As an established green campus leader, it is crucial for UConn to have a president who recognizes sustainability as one of the University’s transcendent values. With the appointment of Dr. Katsouleas, it is clear that the Presidential Search Committee took these student concerns seriously.
As Dean of Engineering at Duke, Katsouleas helped to organize the inaugural National Academy of Engineering (NAE) Grand Challenges Summit. In 2010, he formed Duke’s Katsouleas NAE Grand Challenge Scholars Program. This program, the first of its kind in the nation, challenges students to use their expertise and skills to address one or more of 14 challenges posed by the NAE, many with links to sustainability.
Katsouleas is also an advisory board member of UVa’s Yamuna River Project. A heavily polluted waterway in India, the Yamuna is an environmental and public health concern. The project aims to restore the river and promote ecosystem recovery through interdisciplinary collaboration, with sustainable design solutions that “take into account, culture, behavior and policy, as well as technical feasibility and economic viability.”

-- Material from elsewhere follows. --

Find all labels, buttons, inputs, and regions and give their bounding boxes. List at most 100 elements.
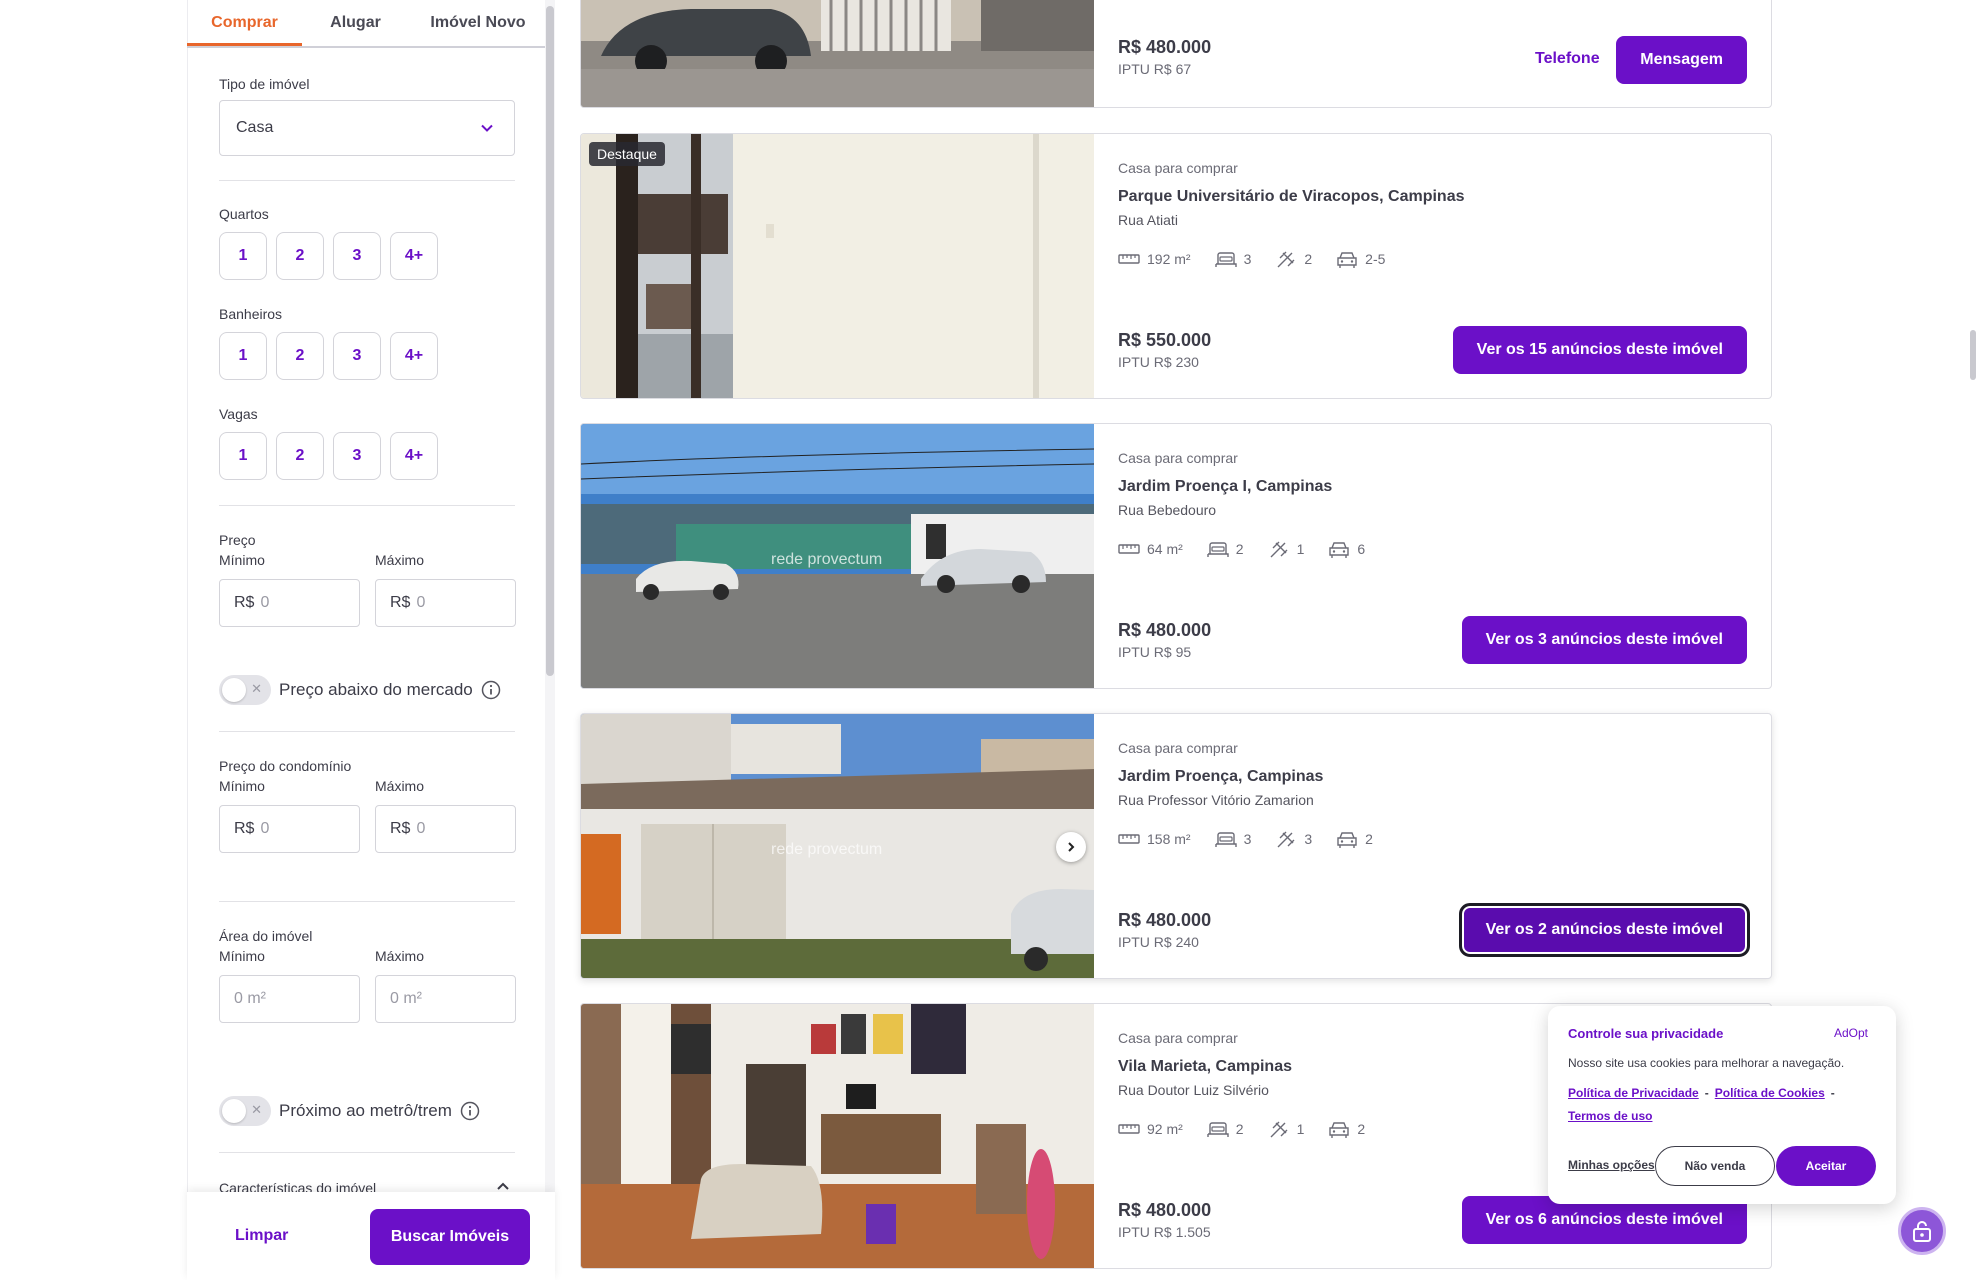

As a Yamuna River board member, Katsouleas was in full support of the project as both a public service and learning opportunity. In a statement to CTMirror.org, he referred to these experiential learning opportunities as “not luxuries, but essential for an educated populace that wishes to address the human element in today’s challenges.”
Other notable involvements include helping to organize, and presenting at, UVa’s Sustainability Retreat in August 2015. The retreat convened 60 of the University’s leaders in order to develop a framework for longer-term sustainability strategic planning. As Dean of Engineering at Duke 10 years ago, Katsouleas supported the construction of Duke’s Smart Home, the nation’s first LEED Platinum-certified “live-in laboratory.” The Smart Home provides 10 select students with a greener, technologically advanced living space, while also demonstrating those attributes for related research and educational purposes.
President Katsouleas certainly has big shoes to fill, but his commitment to sustainability and students proves that he is up to the challenge.